Concepts

Semantiva narrows the gap between bold ideas and concrete code. The framework promotes clarity, type‑safety, and semantic transparency so that a pipeline can be read, reasoned about, and audited. The sections below tell the story behind the core pieces and link to deeper references when you want more detail.

Domain-Driven & Type-Oriented Design

Semantiva pipelines are designed around your domain concepts. Data types are not afterthoughts – they are contracts between pipeline steps. When you declare a StringLiteralDataType or a domain type like DNASequence, you state the expectations for both data and meaning. These contracts prevent miswired steps and make intent explicit. For more on defining custom types see the Data Types guide.

Data Types

Data types describe the shape and semantics of data moving through a pipeline. Because every processor declares the types it accepts and returns, mismatched inputs are caught at configuration time instead of failing deep inside a workflow. Type-safe workflows communicate purpose: a SingleChannelImage clearly differs from a FloatCollection. Learn how types enforce these guarantees in Data Types.

Processors

Processors are the workhorses of Semantiva, each with a single responsibility:

  • A DataOperation transforms input data.
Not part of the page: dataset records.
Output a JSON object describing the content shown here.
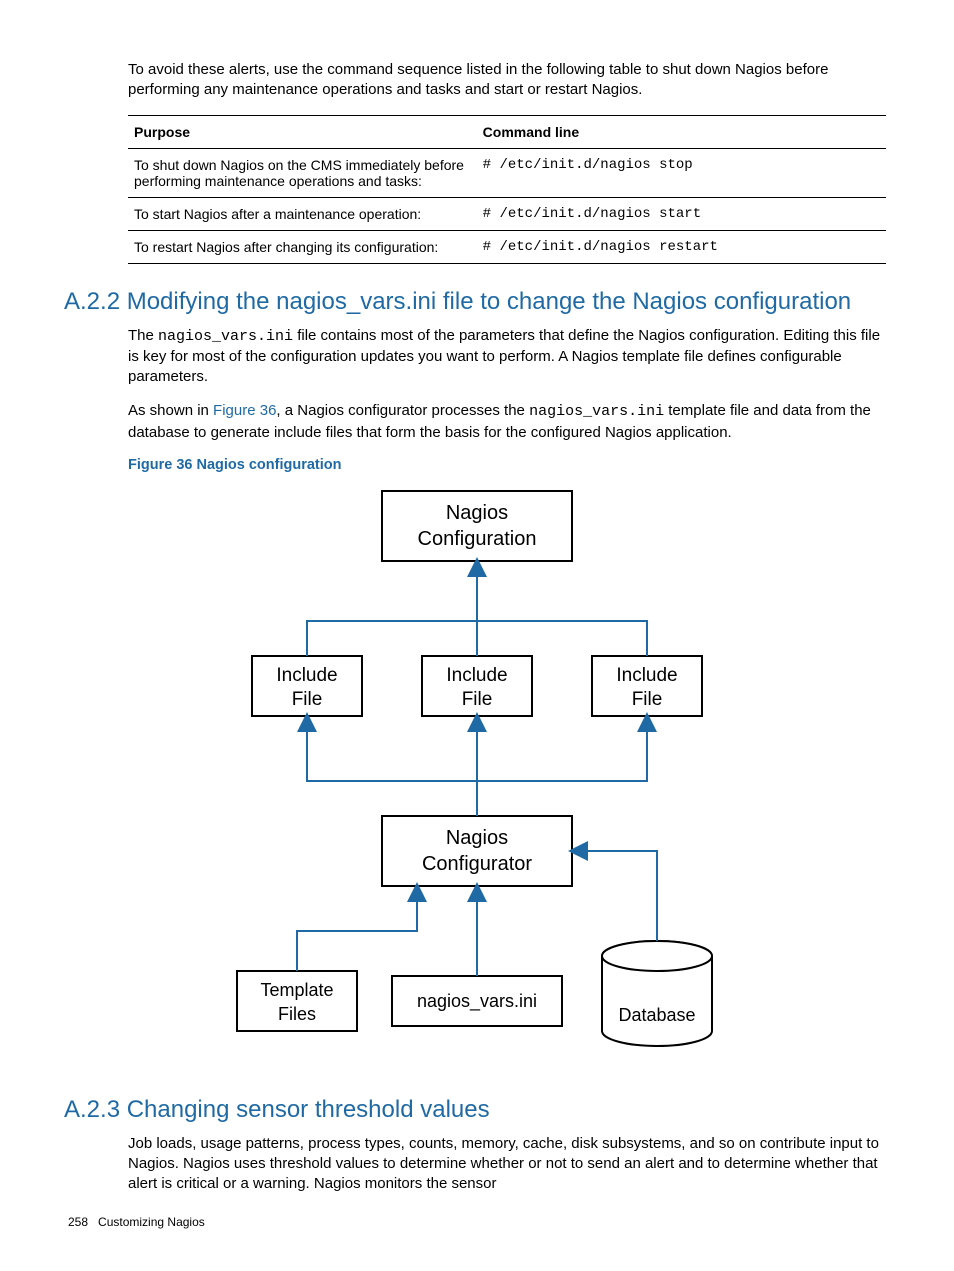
{
  "intro_para": "To avoid these alerts, use the command sequence listed in the following table to shut down Nagios before performing any maintenance operations and tasks and start or restart Nagios.",
  "table": {
    "headers": {
      "purpose": "Purpose",
      "cmd": "Command line"
    },
    "rows": [
      {
        "purpose": "To shut down Nagios on the CMS immediately before performing maintenance operations and tasks:",
        "cmd": "# /etc/init.d/nagios stop"
      },
      {
        "purpose": "To start Nagios after a maintenance operation:",
        "cmd": "# /etc/init.d/nagios start"
      },
      {
        "purpose": "To restart Nagios after changing its configuration:",
        "cmd": "# /etc/init.d/nagios restart"
      }
    ]
  },
  "sec_a22": {
    "heading": "A.2.2 Modifying the nagios_vars.ini file to change the Nagios configuration",
    "p1_a": "The ",
    "p1_code": "nagios_vars.ini",
    "p1_b": " file contains most of the parameters that define the Nagios configuration. Editing this file is key for most of the configuration updates you want to perform. A Nagios template file defines configurable parameters.",
    "p2_a": "As shown in ",
    "p2_link": "Figure 36",
    "p2_b": ", a Nagios configurator processes the ",
    "p2_code": "nagios_vars.ini",
    "p2_c": " template file and data from the database to generate include files that form the basis for the configured Nagios application.",
    "fig_caption": "Figure 36 Nagios configuration"
  },
  "diagram": {
    "nagios_conf_l1": "Nagios",
    "nagios_conf_l2": "Configuration",
    "include_l1": "Include",
    "include_l2": "File",
    "configur_l1": "Nagios",
    "configur_l2": "Configurator",
    "template_l1": "Template",
    "template_l2": "Files",
    "vars": "nagios_vars.ini",
    "db": "Database"
  },
  "sec_a23": {
    "heading": "A.2.3 Changing sensor threshold values",
    "p1": "Job loads, usage patterns, process types, counts, memory, cache, disk subsystems, and so on contribute input to Nagios. Nagios uses threshold values to determine whether or not to send an alert and to determine whether that alert is critical or a warning. Nagios monitors the sensor"
  },
  "footer": {
    "page": "258",
    "title": "Customizing Nagios"
  }
}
  • A DataProbe inspects or logs data without changing it.

  • I/O processors load or save data from external systems.

Each processor focuses on one task, reinforcing clarity and maintainability. See Data Processors and Data IO (Sources & Sinks) for implementation details.

Nodes

Pipelines are built from nodes, thin wrappers around processors. Nodes are generated when Semantiva reads your declarative YAML; you rarely subclass them yourself. They handle the plumbing: feeding data and context into processors and chaining outputs to inputs. The Pipelines in Semantiva section shows how nodes fit into graph execution.

Context Channel

Alongside domain data flows a mutable context channel—a key/value store for metadata, parameters, or runtime state. Context processors can inspect or mutate this channel, enabling adaptive behaviours and rich execution traces. Understanding context manipulation is key to building semantic workflows; dive deeper in Context Processors.

Resolvers & Parameters

Declarative specifications in YAML become executable graphs through resolvers. Class resolvers (slicer:, rename:, delete:) map concise strings to Python classes, while parameter resolvers (model:) inject runtime objects without hard‑coding them. This mechanism keeps pipelines declarative yet flexible. For the full resolver registry and extension mechanism consult Extending Semantiva (Registries & Extensions).

Dual-Channel Pipeline

Every Semantiva pipeline carries two synchronized streams: the data channel and the context channel. Data holds your domain objects; context carries the metadata explaining how and why each step executes. This dual-channel design embodies the Epistemic Computing Paradigm (ECP) where computation produces both results and rationale.

Minimal Epistemic Unit (MEU)

Every computation produces an epistemic tuple: Claim, Justification, Context, Trace. See Glossary and Step Evidence Record (SER) v0 — draft for how context/trace surface in practice.